House Bill 2239 would give the county another judge. That would improve the situation here, but it’s still short of the 2.5 judges a study of caseloads shows the county needs.

Wells Ashby, presiding judge of Deschutes County’s circuit court, submitted testimony in favor of HB 2239 before a public hearing on the measure on Jan. 22.

An additional judge would, Ashby wrote, help the county’s circuit court do right by children and parents caught up in dependency cases and in shelter care hearings and termination trials, which can mean the removal of a child from the family home. Resolving those cases quickly is best for parents and children alike.

Too, Ashby wrote, an additional judge would help the local court to reduce the time it takes to get to trial in criminal cases. In driving under the influence cases, for example, if a trial is delayed too long the charges must be dismissed. Ashby argues dismissals can put the public at risk.

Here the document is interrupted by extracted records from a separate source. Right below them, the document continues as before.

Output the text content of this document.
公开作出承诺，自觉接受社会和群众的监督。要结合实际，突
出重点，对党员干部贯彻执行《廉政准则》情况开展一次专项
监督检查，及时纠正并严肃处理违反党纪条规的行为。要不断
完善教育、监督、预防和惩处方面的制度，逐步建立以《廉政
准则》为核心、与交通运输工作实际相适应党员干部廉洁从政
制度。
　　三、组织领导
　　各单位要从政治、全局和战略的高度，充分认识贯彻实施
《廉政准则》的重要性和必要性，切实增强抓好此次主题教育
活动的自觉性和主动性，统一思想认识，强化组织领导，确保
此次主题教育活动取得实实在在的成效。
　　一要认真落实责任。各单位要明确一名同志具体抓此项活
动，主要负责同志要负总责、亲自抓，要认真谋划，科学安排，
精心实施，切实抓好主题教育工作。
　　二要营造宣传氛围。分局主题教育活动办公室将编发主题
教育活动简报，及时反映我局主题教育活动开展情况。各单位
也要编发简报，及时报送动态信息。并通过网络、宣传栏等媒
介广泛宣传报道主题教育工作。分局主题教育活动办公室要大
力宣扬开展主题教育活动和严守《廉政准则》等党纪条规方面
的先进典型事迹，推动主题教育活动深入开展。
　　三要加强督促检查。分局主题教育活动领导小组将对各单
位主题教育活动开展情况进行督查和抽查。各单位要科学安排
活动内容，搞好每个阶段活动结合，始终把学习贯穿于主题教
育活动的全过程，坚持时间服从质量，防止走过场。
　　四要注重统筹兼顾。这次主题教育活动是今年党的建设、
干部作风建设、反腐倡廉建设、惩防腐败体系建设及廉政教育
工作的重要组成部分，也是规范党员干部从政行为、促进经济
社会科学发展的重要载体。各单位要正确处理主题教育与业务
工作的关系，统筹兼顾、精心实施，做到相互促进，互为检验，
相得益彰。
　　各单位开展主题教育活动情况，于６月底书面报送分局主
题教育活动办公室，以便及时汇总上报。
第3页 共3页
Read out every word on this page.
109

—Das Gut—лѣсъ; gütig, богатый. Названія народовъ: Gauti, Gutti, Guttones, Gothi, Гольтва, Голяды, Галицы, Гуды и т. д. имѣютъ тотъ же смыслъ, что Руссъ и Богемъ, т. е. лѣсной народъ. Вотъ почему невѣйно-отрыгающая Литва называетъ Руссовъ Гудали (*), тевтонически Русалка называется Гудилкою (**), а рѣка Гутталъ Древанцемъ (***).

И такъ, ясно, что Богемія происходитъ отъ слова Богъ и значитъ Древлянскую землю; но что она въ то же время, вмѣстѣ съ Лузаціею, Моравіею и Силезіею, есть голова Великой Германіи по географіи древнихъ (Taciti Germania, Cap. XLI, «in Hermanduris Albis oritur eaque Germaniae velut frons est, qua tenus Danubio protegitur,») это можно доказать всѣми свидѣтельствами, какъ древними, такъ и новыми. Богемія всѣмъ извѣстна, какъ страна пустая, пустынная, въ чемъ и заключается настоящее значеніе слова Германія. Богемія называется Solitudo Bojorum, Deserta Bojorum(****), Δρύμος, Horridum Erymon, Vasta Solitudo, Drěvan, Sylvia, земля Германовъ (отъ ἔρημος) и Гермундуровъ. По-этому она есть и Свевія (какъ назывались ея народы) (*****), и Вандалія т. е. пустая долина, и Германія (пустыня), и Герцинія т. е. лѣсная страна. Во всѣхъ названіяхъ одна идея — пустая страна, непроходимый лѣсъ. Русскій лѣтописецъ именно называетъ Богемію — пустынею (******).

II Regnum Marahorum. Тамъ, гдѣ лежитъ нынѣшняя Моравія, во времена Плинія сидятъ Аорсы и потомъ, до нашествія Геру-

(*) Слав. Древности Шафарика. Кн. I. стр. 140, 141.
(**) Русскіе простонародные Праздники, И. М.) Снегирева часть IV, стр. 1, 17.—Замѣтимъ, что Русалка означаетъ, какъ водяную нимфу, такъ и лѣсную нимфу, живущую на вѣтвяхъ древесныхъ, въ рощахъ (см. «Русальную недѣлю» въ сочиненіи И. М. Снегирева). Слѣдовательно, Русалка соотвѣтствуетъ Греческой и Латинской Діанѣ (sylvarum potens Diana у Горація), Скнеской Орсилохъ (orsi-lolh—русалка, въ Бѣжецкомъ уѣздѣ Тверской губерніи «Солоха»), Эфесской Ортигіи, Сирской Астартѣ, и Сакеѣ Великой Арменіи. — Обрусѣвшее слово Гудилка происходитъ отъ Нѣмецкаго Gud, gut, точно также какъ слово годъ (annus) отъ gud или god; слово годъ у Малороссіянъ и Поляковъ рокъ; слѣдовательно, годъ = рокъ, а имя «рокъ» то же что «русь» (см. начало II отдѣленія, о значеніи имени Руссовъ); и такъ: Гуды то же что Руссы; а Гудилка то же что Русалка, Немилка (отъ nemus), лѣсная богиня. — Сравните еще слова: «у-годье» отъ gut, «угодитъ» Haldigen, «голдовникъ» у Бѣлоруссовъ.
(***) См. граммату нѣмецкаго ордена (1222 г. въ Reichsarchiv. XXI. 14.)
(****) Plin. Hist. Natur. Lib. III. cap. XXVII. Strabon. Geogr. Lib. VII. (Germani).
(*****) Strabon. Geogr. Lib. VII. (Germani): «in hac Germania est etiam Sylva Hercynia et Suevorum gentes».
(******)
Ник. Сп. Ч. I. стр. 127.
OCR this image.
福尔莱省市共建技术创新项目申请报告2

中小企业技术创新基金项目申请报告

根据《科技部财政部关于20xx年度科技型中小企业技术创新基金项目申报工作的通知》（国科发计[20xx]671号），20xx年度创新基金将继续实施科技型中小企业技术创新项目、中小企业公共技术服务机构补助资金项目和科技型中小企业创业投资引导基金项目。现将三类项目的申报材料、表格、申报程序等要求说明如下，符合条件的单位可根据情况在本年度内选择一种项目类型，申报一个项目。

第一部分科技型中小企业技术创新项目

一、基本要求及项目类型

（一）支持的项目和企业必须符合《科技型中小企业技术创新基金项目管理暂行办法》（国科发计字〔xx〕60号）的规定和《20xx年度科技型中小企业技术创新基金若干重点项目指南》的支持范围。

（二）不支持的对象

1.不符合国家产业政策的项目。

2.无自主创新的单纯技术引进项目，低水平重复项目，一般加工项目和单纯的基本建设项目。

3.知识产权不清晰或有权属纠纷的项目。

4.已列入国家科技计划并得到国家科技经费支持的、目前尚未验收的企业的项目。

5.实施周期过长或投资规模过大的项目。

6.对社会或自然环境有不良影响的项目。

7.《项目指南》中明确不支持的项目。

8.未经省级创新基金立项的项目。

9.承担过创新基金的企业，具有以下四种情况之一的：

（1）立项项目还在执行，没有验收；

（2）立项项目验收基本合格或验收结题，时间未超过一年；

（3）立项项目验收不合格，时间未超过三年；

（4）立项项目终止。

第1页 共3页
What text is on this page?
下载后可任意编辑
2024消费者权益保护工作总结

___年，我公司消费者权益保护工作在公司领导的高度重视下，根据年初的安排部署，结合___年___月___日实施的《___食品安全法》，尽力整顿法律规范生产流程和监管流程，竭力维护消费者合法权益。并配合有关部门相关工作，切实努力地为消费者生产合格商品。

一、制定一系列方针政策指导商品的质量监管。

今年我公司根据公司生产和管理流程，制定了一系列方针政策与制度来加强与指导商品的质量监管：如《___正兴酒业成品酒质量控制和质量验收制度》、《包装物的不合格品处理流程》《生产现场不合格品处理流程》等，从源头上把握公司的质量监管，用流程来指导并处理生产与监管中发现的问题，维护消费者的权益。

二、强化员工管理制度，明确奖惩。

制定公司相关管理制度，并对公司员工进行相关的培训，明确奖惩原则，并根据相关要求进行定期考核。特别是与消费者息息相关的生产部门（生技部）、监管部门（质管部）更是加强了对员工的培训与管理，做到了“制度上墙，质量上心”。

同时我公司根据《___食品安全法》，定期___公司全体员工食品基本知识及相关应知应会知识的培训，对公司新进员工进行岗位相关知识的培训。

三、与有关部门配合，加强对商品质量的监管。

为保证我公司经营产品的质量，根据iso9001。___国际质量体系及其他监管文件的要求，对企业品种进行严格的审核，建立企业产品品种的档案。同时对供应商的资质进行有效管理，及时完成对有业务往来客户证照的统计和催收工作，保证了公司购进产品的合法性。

Lawmakers should listen to Ashby and others who spoke in favor of HB 2239. Deschutes County’s lack of judges is becoming a real problem, and it’s one that only the Legislature can fix. Nor is the judge shortage limited to this county.

Unfortunately, lawmakers have added no new judges since 2007, when the state was home to nearly half a million fewer people than it is today. Also unfortunately, even if lawmakers find money for all the new judges the state’s Judicial Department says it needs, those men and women won’t arrive on the job until 2021.